Should the Prosecutor in Rabbi Eisemann’s Case Be Investigated?

The prosecutor who violated the Brady Act by withholding exculpatory evidence while going after SCHI founder Rabbi Osher Eisemann has a previous history of questionable ethics, the NJ Globe reports.

Last Tuesday, Judge Joseph Paone granted Rabbi Eisemann’s motion for a retrial following the revelation of new evidence proving that he didn’t make the QuickBooks entry in question and that a loan prosecutors said he was repaying never existed. Additionally, the judge granted the motion because prosecutors knew of the evidence and hid it from the defense – a violation of the Brady Act.

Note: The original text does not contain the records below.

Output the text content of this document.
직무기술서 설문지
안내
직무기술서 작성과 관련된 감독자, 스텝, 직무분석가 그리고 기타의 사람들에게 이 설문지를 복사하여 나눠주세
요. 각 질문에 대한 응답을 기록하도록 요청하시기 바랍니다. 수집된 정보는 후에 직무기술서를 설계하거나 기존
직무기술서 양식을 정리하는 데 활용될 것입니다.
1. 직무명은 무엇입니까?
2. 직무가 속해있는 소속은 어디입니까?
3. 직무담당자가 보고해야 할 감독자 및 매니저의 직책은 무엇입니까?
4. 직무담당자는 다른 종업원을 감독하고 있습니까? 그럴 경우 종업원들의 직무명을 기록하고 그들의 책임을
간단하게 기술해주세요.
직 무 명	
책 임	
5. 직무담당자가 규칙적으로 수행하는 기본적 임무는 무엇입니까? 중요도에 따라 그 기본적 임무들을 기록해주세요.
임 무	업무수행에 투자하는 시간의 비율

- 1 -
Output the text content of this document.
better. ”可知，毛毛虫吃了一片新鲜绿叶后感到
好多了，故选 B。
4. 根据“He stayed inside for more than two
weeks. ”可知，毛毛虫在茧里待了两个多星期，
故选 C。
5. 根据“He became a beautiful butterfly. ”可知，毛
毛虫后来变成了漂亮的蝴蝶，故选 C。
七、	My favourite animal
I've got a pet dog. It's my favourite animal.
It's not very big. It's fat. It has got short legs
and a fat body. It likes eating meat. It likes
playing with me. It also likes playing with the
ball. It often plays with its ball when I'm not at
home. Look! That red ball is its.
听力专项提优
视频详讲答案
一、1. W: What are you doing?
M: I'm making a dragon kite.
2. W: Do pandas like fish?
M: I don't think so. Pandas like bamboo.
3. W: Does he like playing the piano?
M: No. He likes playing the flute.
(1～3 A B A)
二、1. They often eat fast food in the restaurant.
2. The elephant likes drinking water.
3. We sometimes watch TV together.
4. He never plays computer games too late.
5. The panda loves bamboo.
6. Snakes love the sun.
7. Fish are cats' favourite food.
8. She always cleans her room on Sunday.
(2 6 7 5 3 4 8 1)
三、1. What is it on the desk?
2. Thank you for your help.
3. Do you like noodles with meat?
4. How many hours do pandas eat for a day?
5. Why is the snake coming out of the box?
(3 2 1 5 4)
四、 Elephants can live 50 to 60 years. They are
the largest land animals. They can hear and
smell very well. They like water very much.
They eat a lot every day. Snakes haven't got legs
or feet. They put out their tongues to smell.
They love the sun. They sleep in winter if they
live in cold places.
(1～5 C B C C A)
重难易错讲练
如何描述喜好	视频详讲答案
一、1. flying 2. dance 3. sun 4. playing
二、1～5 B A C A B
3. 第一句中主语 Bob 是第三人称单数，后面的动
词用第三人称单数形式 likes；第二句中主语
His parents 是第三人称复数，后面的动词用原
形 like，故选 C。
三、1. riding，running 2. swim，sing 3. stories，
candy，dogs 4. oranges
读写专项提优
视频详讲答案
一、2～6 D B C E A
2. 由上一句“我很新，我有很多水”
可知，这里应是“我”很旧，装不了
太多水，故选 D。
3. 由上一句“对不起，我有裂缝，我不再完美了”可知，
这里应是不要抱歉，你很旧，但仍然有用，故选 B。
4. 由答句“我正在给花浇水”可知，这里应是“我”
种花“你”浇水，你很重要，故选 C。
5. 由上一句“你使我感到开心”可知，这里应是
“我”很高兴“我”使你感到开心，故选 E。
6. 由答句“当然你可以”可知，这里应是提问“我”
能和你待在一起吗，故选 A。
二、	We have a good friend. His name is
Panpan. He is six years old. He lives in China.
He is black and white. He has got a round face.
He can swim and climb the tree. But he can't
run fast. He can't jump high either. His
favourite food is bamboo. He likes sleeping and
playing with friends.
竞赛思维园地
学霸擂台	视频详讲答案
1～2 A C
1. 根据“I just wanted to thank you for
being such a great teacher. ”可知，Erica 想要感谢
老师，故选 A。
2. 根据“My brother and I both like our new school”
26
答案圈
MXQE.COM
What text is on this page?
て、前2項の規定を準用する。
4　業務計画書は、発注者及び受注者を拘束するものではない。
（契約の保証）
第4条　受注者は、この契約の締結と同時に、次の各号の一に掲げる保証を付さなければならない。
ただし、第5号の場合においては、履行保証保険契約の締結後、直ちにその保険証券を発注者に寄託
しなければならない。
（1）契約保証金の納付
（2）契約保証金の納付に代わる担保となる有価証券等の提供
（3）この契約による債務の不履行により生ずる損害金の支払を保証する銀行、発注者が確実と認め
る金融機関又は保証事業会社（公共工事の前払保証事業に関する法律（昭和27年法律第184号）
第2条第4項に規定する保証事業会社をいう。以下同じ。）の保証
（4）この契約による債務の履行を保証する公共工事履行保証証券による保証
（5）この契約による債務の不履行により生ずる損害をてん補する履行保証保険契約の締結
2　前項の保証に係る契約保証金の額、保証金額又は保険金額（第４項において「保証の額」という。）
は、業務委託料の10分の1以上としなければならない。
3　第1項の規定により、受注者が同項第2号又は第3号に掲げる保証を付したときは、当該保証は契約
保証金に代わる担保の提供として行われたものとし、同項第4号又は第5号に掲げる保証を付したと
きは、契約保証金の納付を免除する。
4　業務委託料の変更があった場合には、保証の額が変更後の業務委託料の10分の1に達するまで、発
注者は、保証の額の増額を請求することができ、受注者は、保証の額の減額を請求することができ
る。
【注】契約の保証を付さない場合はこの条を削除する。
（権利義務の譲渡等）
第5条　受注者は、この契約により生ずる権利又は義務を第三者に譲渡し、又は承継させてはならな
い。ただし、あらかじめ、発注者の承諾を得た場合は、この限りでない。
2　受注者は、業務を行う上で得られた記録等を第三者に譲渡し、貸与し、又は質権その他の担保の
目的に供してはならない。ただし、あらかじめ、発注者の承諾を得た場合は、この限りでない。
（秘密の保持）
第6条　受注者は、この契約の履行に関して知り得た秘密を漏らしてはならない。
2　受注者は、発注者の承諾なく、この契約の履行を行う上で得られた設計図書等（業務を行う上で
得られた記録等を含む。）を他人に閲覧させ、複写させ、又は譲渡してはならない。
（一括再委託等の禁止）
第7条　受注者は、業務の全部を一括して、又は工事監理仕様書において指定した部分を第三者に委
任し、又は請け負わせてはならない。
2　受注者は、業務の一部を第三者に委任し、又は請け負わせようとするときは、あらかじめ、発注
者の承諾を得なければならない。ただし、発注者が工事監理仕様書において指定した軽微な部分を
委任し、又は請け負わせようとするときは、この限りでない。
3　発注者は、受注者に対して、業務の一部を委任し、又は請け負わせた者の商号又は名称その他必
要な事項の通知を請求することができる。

Prosecutor John Nicodemo, who is responsible for the hiding the evidence, was the one who argued against Rabbi Eisemann deserving a new trial. That’s a headscratcher. Shouldn’t the prosecutor who illegally hid evidence be taken off the case immediately? But this wasn’t the first time Nicodemo has been on the wrong side of ethical actions.

“In an April 2021 court hearing where Nicodemo sought to seal a list of potential targets in a state corruption probe involving cooperating witness Matthew O’Donnell, an attorney representing a former assemblyman facing bribery charges requested a certification from the attorney general’s office that all evidence had been turned over,” the Globe reports.

“But the judge, Mitzi Galis-Menendez, decided she would accept Nicodemo’s word and not require any certification. In that case, the judge acknowledged that the attorney general’s office made a mistake in court filings that disclosed the names of the potential targets.  The attorney general’s office filed the motion to seal records two days after the New Jersey Globe sought copies of public court filings.

“Earlier this year, an attorney representing Holmdel in a civil lawsuit against O’Donnell accused Nicodemo of communicating about the case directly to a Superior Court judge without notifying him.

“Nicodemo made an unusual end-run around court procedure by sending a letter to Judge Linda Grasso Jones by mail rather than electronically filing it.  Because Nicodemo didn’t follow the procedure, the court staff uploaded it themselves three weeks later.”

With Nicodemo’s questionable legal maneuvers, the question that begs to be asked is: Should Nicodemo himself be investigated by the Attorney General?